Это в ту пору, когда я упрямо прохаживалась под стенами тюрьмы в надежде, что окно папиной камеры выходит на улицу и он увидит меня! Надо ли было спрашивать, хочу или нет? Но я не понимала самого Серебрякова. Зачем и почему он стремится сделать нам доброе? И не злое ли его доброе?
– Хочу, – отвечала я чуть ли не в обмороке.
– Прекрасно. Я знал, что вы так ответите. Тогда выходите сейчас к дому и захватите свой паспорт. Я скоро подъеду.
Паспорт? Я знала, что паспорт постороннему доверять нельзя. Но ведь при первой встрече Серебряков отрекомендовался папиным другом. И хотя это ничем не подтверждалось, слово «друг» всё-таки связалось с его именем. Что было делать? Ведь речь шла о том, чтобы увидеть отца. Я мучилась, колебалась, не находила решения.
«При обыске у вашего отца взяли общую фронтовую фотографию и „Историю партии“ Кнорина», – сказал он сразу после папиного ареста.
Мама проверила: так и было. Кто же он? Из дому я вышла, но паспорт с собой не взяла.
– А почему надо паспорт?
– Вы что, не доверяете мне?
– Доверяю, – отвечала я, не желая его обидеть.
– Тогда в чём дело?
Я молчала. Серебряков не помогал. Ждал. И в очередной раз бил без промаха:
– Ну что ж, не очень, значит, хотите видеть отца!
Горячка душевного разброда толкала к кустарной логике. Слышала ли я, чтобы кому-то давали свидание? Нет. А если Серебряков может устроить тайное свидание, тогда зачем ему паспорт? И тут же контрольный виток: а вдруг такой ход мысли – уловка и оправдание бесхарактерности? Трусости? Вдруг я вправду могу увидеть отца? Разве Серебряков не имеет права на смелый план, в который меня нельзя посвятить?
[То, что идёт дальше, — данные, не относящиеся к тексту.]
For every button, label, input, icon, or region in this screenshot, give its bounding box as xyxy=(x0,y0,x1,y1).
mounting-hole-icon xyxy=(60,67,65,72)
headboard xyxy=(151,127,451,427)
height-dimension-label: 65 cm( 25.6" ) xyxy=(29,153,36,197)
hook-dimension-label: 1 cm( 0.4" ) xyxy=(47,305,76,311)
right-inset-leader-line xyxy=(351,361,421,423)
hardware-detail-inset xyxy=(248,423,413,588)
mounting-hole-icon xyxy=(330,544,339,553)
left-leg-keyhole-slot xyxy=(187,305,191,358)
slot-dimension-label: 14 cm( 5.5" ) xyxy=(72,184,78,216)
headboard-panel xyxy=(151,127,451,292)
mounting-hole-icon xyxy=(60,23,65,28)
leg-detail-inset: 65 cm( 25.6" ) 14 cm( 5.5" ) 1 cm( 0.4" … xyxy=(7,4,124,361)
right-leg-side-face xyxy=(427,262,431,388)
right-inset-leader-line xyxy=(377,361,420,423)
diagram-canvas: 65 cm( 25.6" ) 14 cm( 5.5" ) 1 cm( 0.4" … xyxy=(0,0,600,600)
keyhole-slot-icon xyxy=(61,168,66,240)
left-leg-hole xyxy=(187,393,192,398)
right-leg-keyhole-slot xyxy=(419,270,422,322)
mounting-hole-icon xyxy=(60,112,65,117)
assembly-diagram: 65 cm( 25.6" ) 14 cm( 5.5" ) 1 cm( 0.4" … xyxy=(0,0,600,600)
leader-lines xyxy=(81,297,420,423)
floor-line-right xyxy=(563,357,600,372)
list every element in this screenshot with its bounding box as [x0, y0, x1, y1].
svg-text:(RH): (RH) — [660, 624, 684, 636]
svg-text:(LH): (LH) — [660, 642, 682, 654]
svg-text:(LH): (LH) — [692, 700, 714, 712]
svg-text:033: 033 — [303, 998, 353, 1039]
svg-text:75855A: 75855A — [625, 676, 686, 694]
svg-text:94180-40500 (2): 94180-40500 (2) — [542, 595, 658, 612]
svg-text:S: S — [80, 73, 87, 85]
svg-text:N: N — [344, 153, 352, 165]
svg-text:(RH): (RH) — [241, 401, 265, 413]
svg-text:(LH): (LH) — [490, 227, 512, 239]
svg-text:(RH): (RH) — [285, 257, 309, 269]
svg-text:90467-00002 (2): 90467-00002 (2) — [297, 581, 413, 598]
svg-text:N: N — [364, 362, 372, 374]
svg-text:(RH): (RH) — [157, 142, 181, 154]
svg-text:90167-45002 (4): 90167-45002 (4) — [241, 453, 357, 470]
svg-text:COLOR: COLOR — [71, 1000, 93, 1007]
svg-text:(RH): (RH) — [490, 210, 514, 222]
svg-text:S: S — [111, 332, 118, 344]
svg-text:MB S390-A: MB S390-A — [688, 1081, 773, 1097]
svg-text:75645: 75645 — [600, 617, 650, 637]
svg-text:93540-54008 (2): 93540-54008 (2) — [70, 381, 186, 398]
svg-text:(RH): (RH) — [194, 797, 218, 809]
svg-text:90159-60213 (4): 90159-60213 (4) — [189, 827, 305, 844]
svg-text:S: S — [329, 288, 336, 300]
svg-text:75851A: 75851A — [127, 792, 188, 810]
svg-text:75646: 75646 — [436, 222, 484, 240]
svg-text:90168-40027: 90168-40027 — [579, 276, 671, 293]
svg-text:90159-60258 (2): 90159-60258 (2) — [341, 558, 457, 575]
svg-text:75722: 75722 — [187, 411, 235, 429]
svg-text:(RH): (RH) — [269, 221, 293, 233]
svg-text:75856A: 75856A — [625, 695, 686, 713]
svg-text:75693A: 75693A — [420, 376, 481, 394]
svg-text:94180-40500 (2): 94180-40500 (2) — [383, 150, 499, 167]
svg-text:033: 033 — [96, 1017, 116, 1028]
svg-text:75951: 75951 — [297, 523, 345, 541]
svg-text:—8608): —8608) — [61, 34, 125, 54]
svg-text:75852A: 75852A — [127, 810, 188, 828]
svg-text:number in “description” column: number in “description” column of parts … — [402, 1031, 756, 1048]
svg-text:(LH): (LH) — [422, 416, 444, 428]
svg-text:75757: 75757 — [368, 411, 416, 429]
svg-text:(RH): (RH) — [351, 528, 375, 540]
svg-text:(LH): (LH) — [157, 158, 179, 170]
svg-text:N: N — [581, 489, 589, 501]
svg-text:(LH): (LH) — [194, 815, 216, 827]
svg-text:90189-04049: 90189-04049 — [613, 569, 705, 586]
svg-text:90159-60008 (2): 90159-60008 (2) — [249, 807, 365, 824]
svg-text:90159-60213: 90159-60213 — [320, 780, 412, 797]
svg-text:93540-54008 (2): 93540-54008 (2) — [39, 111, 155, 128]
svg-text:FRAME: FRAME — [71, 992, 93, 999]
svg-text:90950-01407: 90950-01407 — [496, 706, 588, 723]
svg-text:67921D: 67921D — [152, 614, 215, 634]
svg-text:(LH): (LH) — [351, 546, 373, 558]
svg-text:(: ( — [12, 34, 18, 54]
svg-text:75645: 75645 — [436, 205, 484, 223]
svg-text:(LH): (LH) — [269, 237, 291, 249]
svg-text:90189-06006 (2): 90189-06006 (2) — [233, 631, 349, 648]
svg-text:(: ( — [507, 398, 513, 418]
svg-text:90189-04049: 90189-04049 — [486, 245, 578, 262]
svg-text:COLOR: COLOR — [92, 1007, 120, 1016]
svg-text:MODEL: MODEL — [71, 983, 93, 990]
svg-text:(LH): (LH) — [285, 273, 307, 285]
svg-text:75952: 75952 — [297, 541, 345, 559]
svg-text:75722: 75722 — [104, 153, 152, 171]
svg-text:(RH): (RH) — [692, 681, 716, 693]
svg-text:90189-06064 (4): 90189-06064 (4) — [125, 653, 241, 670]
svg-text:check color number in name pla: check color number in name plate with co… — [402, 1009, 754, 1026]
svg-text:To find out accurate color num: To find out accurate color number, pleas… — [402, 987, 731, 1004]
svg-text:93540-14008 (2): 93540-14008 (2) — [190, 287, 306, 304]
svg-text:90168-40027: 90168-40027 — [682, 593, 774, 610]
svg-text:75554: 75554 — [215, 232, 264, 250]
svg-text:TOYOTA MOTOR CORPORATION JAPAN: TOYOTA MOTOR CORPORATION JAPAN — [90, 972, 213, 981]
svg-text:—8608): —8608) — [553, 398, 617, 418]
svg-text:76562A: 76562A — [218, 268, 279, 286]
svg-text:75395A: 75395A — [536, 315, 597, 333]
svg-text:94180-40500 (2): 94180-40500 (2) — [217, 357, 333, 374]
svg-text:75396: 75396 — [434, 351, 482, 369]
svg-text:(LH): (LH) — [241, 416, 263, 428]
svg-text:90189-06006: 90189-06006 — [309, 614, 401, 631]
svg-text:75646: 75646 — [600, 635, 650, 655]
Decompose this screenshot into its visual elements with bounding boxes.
Когда Серебряков ещё до ареста папы не велел ехать в Жихарево, а я поехала и он на Московском вокзале, уличая меня в ненадёжности, бросил: «Так и запишем, что вам верить нельзя», им был применён точный психологический расчёт. С тех пор я и «выкручивалась» в одиночку, только бы доказать ему свою надёжность. Я будто держала перед ним экзамен. Неправда! Мне верить можно! И положиться на меня – тоже можно. Папа был уже отправлен в Магадан, а Серебряков то и дело звонил, придумывая «благотворительные» акции:
– У меня к вам срочное и важное дело. Выходите к воротам своего дома. Я сейчас подъеду.
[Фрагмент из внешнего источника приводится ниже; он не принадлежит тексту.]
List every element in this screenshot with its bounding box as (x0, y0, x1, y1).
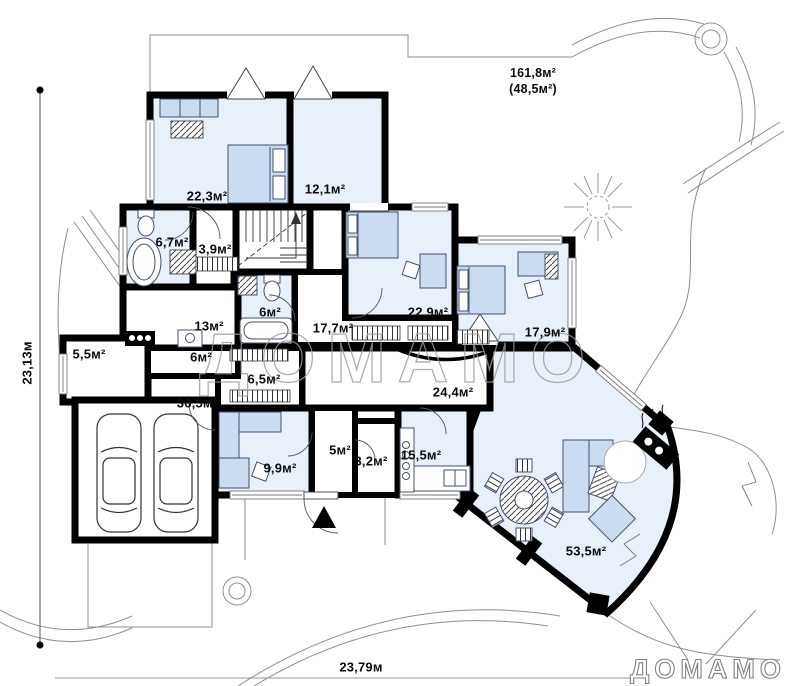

Возле ворот Серебряков стоял вместе с шикарно одетым человеком маленького роста.
– Познакомьтесь. Это – Дейч Ричмонд.
Дейч Ричмонд протянул руку. А у меня всё внутри сжалось, и стало почти дурно. Знакомство с иностранцем в 1938 году? Когда переписка с рижскими родственниками квалифицировалась как «связь с заграницей»?
– Тамара Владиславовна, я хорошо знаю, как вы бьётесь, как трудно вам живётся. Дейча надо обучить русскому языку. Он хорошо заплатит, а деньги вам пригодятся. Договорились?
Дейч улыбался, будто только догадываясь, о чём идёт речь. Я чувствовала, что разыгрывается инсценировка и содержание её нечисто. Но опять же: кем разыгрывается? Я поблагодарила и отказалась, сказав, что не сумею и не возьмусь. Маме я не всё рассказывала про Серебрякова. О паспорте, например, ни словом не обмолвилась. История с Дейчем Ричмондом превосходила прежние опыты. Я оказалась в тупике. Шпионы они? Работники НКВД? При мысли о следующем возможном звонке я вся сжималась. Надо было кому-то рассказать, чтоб помогли. Но кому? Кому?
Мои друзья знали о Серебрякове как о странном папином друге. Писали ехидные стишки:
Тамара наша всё болеет,
У телефонной трубки млеет,
Когда среди других звонков
Звонит Эм Эм Серебряков.
Никто так и не мог ответить на вопрос: кто он? Тема папиного ареста продолжала отчёркивать меня ото всех и всего. Я решилась: авторитетом для меня являлся бывший комсорг по школе Давид Самойлович Хейфиц. Не до конца убеждённая, что поступаю правильно, я всё-таки решила сделать его своим «доверенным лицом». Давид Самойлович откликнулся, велел согласиться на встречу, но перед этим позвонить ему.